SAIA DO SOL E DA CHUVA, ENTRE...

A morada é simples, é sertaneja, mas tem alimento para o espírito, amizade e afeto.



quarta-feira, 25 de maio de 2011

JÁ QUE CHOVE TANTO... (Crônica)

JÁ QUE CHOVE TANTO...

Rangel Alves da Costa*


O tempo andava quente demais, fazendo muito calor, numa quentura de deixar muita gente agoniada, angustiada, sem ânimo pra fazer nada. Temperatura elevada demais tem esse poder de desanimar e ao mesmo tempo deixar as pessoas mais embrutecidas, raivosas, com o sangue exageradamente quente.
Por mais que reclamem das altas temperaturas, muitas pessoas da cidade não gostam quando a chuva vem com vontade. Basta dar uma chuvarada forte e logo começam a reclamar de tudo, que não podem sair, não podem lavar roupa, não podem ir à praia, que a vida fica um transtorno. Sobra sempre para São Pedro, o bom velhinho guardião do chuveiro.
Contudo, em outros lugares essa situação se inverte, pois a chuva é sempre bem vinda e na quantidade que for, mas quanto mais forte melhor. Muito demorada não, apenas forte e constante na medida de molhar bem a terra, fazer os tanques e as barragens se encherem, proporcionar uma paisagem verdejante e cheia de esperanças. É aguaceiro como benção divina.
Lá pelas bandas do sertão é assim, sempre muitas as preces e orações para a chuva chegar e assim que ela bate à porta pra uma visita mais demorada o povo se enche de encantamento e felicidade. Não sabe se vai colher, mas certamente vai plantar; não sabe até quanto tempo vai ter comida e água para os animais, mas mesmo assim só há que pagar promessas.
E nós, aqui dentro dessas paredes, sentindo também com encantamento a chuva que bate no telhado, molha a vidraça e cai lá fora, lavando ruas, espantando as mágoas e as desesperanças, o que vamos fazer agora?
Vamos também plantar, meu amor. Chegou a hora e a terra espera que espalhemos pelos sulcos no nosso jardim tudo aquilo que ainda não tivemos tempo de cultivar.
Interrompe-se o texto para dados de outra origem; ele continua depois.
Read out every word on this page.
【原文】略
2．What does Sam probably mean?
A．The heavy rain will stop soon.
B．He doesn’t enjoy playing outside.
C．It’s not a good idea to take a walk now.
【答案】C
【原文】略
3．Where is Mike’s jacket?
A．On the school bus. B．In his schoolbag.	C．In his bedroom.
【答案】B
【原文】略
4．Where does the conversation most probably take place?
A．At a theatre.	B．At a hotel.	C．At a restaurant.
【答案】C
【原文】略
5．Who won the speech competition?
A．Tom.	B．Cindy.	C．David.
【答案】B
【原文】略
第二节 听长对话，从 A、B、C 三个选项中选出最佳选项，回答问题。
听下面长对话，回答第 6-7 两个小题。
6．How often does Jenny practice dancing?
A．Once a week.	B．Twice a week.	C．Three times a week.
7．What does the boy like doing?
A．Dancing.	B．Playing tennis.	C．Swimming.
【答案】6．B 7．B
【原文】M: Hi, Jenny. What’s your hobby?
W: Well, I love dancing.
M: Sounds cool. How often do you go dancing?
Para o momento, uma semente de flor vermelha para enfeitar o seu cabelo; para mais tarde, flores do campo para enfeitar nossa casa e nossas manhãs; para sempre, uma árvore enorme, de vasto sombreado, que é para nos acolher nas tardes de namoro e beijo.
Vamos lá para o fundo da casa, para o quintal, onde as águas que se derramam pelo telhado e escorrem pelas calhas nos convidam ao banho que há muito tempo não tomamos. Banho de chuva, de chuva pesada, com muita água escorrendo pela cabeça e caindo pelo corpo nos faz crianças novamente, nos faz querer brincar e brincar de amor.
Vamos sair pelas ruas abraçados, cantando, dançando, festejando a festa das nuvens que cai sobre nós. Existem quantos momentos assim, meu amor? Quantas recordações boas nos chegarão nesse bailado molhado, nesse pular de alegria porque somos diferentes e não temos medo da chuva?
E aqueles casais que estiverem em suas casas, ao nos enxergarem pelas janelas também sairão para a festa, para o grande salão da natureza e valsarão como jamais valsaram, cantarão como jamais cantaram, se encharcarão de felicidade como jamais ficaram e a vida ficará em paz, como diriam Jobim e Chico.
Mas vamos ainda deixar a chuva lá fora e nos reencontrar aqui dentro, pois precisamos desse momento para compartilhar com alguns bons amigos que nem sempre nos dão o prazer da visita. Diminua um pouco mais a luz e dê as boas vindas aos dois cálices que chegam acompanhados de um vinho sem rótulo, faça Tchaikovsky derramar um “Andante Cantabile”, talvez uma valsa vienense de Strauss. Se uma nuvem entrar pela sala vamos subir nela ouvindo Enya, com a certeza de uma doce viagem.
Mas ainda é cedo e a chuva continua forte lá fora. Às vezes dá sono tanta chuva assim, por isso mesmo é bom deitar no calorzinho da cama. E não dormir...



Poeta e cronista
e-mail: rangel_adv1@hotmail.com
blograngel-sertao.blogspot.com

Um comentário:

Toninho disse...

Chuva que faz fartura, que leva tudo, que encanta e faz inspirar.Chuva que causa lamentos a mesma chuva que faz alegrias e assim a inspiração para um aconchego, um momento de extase ao sabor de um belo vinho.Meu abraço amigo e por aqui ela desce e faz até frio.